Not sure what the issue with Anne Applebaum is to make someone discard a whole post with a number of other citations. There are reasonable criticisms to make about certain interpretaions within the book, but that is not what I am citing for it here. To assuage other readers concerns about the use of Applebaum as a source, it is treated respectfully by many historians:
"Applebaum works as a journalist and writer. But that is no reason to sniff at her contributions as ‘popular history’ or ‘history light’. In the books I have read, Gulag: A History (2003), Iron Curtain (2012) and Red Famine (2017), she has always strived to document her assertions, present logical and well-honed arguments and use archival and other documentary material where possible to forge new paths. One might not always agree with her conclusions, but that is a different question. If only more of our colleagues could write as well as Applebaum, think as clearly and attack important subjects the way she does, we would have a richer historiography as a result." Norman Naimark, Professor of Eastern European Studies at Stanford University.
"There is little criticism that can be brought to the approach of Red Famine... Red Famine is certainly a very useful addition to the existing historiography, offering a gripping account of the disaster befalling the Ukrainian nation in the early 1930s." - Vlad Onaciu is a PhD student in the Faculty of History and Philosophy at Babes-Bolyai University, LSE Review of Books.
"Applebaum’s account will set the norm for Holodomor studies for many years to come.
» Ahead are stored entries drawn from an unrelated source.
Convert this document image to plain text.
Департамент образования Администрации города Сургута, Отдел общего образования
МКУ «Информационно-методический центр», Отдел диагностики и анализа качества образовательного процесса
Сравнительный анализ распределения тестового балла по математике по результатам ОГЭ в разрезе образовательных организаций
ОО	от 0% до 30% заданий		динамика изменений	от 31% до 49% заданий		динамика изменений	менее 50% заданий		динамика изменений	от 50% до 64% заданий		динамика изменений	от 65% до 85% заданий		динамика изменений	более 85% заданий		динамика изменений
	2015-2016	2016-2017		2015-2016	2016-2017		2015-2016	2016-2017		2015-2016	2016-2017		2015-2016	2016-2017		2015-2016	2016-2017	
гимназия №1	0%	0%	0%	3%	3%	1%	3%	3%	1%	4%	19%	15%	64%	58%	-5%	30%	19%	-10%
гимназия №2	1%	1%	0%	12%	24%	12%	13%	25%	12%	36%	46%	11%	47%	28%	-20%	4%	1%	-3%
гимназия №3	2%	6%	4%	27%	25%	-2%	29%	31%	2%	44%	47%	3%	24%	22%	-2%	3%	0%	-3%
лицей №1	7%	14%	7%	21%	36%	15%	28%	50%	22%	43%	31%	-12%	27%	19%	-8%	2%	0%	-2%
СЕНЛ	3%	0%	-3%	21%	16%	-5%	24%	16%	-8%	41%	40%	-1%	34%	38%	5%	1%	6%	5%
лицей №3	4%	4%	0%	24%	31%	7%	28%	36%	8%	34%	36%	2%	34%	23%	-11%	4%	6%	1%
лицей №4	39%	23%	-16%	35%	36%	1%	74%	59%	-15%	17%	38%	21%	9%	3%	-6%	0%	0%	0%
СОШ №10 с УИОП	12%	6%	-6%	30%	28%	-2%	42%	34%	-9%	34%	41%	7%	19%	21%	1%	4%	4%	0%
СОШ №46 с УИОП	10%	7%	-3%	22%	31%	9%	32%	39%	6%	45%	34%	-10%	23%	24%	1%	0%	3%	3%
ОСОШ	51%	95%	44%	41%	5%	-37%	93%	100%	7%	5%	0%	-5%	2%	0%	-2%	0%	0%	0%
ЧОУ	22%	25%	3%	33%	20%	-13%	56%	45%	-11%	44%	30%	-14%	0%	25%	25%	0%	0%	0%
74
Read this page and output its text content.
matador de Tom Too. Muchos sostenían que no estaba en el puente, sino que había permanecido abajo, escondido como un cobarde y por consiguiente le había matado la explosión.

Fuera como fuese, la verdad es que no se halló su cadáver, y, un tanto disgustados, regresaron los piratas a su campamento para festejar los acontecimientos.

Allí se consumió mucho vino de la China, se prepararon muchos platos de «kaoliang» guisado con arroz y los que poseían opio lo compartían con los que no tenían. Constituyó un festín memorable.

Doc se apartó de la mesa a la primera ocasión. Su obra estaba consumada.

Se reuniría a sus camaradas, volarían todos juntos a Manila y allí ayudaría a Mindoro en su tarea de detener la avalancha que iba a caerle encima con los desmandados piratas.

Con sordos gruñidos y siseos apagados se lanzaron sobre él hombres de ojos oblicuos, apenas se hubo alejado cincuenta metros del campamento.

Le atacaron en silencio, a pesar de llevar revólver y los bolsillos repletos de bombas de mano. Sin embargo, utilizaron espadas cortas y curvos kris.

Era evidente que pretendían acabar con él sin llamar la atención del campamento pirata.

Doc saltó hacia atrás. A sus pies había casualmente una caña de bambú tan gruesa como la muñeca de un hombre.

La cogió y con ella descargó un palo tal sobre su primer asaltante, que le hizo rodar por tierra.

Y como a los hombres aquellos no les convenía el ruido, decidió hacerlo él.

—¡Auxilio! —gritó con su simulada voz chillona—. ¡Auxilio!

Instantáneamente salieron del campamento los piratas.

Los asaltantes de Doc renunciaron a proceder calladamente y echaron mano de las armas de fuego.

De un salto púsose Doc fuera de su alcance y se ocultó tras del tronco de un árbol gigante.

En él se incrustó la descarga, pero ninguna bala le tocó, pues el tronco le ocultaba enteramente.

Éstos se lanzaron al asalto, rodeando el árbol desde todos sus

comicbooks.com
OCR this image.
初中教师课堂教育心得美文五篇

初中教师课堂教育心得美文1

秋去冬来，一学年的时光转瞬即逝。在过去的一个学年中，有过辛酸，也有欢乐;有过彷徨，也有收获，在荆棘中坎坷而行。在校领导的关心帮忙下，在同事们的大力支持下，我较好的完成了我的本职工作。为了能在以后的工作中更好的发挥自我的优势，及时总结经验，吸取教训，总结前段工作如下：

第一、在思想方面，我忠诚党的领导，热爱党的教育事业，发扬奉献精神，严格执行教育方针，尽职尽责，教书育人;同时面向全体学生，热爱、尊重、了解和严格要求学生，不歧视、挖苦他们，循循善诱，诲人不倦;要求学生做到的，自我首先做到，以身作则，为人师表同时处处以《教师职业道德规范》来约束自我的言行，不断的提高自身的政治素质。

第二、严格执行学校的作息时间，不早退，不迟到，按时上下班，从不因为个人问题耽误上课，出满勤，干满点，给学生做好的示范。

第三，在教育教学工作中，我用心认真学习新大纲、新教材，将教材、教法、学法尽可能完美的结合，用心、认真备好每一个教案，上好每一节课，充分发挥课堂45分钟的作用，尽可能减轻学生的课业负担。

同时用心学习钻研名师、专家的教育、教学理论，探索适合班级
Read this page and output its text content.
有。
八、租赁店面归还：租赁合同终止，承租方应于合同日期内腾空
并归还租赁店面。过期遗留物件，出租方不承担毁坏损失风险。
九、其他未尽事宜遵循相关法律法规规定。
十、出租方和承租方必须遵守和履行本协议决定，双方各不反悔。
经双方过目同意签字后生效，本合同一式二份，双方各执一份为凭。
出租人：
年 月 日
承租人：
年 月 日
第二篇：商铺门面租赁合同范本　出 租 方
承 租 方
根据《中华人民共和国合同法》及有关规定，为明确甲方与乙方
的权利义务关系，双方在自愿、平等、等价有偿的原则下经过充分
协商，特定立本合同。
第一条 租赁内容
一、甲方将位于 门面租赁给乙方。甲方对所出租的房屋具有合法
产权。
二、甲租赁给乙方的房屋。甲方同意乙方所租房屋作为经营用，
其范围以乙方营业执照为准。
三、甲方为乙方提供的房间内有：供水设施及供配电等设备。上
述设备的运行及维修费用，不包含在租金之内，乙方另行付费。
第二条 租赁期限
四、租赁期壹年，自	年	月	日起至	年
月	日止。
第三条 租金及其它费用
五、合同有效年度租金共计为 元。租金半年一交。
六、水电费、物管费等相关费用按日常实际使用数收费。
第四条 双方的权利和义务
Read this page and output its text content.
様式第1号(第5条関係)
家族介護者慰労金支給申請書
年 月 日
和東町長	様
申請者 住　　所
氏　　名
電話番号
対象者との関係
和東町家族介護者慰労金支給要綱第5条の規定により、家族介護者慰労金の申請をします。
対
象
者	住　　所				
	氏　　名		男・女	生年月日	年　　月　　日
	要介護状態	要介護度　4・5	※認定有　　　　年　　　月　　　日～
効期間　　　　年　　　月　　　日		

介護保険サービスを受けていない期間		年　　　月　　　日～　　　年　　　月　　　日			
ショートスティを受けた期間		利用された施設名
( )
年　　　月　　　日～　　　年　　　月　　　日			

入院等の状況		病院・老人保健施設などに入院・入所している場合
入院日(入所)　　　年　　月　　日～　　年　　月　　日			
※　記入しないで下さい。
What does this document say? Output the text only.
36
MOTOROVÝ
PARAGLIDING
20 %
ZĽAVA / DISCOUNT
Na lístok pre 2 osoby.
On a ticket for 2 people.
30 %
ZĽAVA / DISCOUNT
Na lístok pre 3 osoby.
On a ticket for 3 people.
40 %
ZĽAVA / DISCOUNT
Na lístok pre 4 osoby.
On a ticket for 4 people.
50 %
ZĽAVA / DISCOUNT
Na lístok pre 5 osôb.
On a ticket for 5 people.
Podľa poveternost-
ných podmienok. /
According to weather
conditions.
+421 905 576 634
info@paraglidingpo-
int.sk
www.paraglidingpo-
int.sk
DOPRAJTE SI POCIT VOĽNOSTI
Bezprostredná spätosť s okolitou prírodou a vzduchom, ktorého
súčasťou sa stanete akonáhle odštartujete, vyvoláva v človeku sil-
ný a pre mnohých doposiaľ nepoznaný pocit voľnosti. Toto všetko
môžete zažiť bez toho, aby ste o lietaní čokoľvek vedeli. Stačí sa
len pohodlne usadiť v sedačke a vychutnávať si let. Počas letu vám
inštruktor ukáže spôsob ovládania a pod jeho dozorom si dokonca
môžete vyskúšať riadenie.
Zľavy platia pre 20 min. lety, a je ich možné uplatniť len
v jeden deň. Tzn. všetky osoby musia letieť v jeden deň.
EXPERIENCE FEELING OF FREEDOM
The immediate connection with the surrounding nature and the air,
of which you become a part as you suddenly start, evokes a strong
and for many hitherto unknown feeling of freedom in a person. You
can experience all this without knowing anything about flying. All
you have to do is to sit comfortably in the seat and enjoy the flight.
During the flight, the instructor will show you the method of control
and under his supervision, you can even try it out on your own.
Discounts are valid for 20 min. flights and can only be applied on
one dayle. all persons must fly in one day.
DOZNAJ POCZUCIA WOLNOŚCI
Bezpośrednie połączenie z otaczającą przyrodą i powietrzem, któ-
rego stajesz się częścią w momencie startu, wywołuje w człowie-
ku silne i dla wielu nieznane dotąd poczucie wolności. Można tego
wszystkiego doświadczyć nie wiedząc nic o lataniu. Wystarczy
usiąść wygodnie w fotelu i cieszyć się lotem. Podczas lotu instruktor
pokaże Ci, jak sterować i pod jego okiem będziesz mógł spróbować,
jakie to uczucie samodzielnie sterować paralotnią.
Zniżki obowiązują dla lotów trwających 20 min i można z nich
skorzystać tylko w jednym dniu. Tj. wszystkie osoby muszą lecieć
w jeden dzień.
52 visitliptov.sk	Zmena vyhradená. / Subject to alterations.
Her research is impeccable, and her sources are comprehensive" - Alexander J. Motyl, professor of political science at Rutgers University in Newark, New Jersey and specialist on Ukraine, Russia, and the Soviet Union. He literally wrote the book on the Holodomor: "The Holodomor Reader: A Sourcebook on the Famine of 1932-1933 in Ukraine"
"The most important, as well as the best-written, work of history this year" - Antony Beevor, military historian and author of Stalingrad.
"Her account will surely become the standard treatment of one of history's great political atrocities - a remarkable book" - Timothy Snyder, Professor of History at Yale University and author of Bloodlands
"This very well-informed and very readable book will be useful for anyone interested in Ukraine past or present, the history of the USSR, twentieth-century history, famines, or the use of national disasters in state-building." - Michael Ellman, Professor at University of Amsterdam and author of 'Stalin and the Soviet Famine of 1932-33 Revisited' and other texttexts on Soviet history.
"Like her Gulag – which, if you held your nose through the introduction, turned out to be a good read, reasonably argued and thoroughly researched – Red Famine is a superior work of popular history... Her take on Stalin’s intentions comes closer than I would to seeing him as specifically out to kill Ukrainians, but this is a legitimate difference of interpretation. For scholars, the most interesting part of the book will be the two excellent historiographical chapters in which she teases out the political and scholarly impulses tending to minimise the famine in Soviet times." Sheila Fitzpatrick giving a measured review and critique, and who clearly sees it as "legitimate".
There are of course some critical reviews, such as this: https://muse.jhu.edu/article/717544/summary, but as you can see in the lengthy rebuttal here: http://kmhj.ukma.edu.ua/article/download/189122/188548 a lot of that focus is not actually on the Holodomor research itself (a lot of the critique is regarding world war 2, which is not the focus of the book).
There are other critiques and criticisms but they all seem to treat the book as respectful in its treatment of historic facts.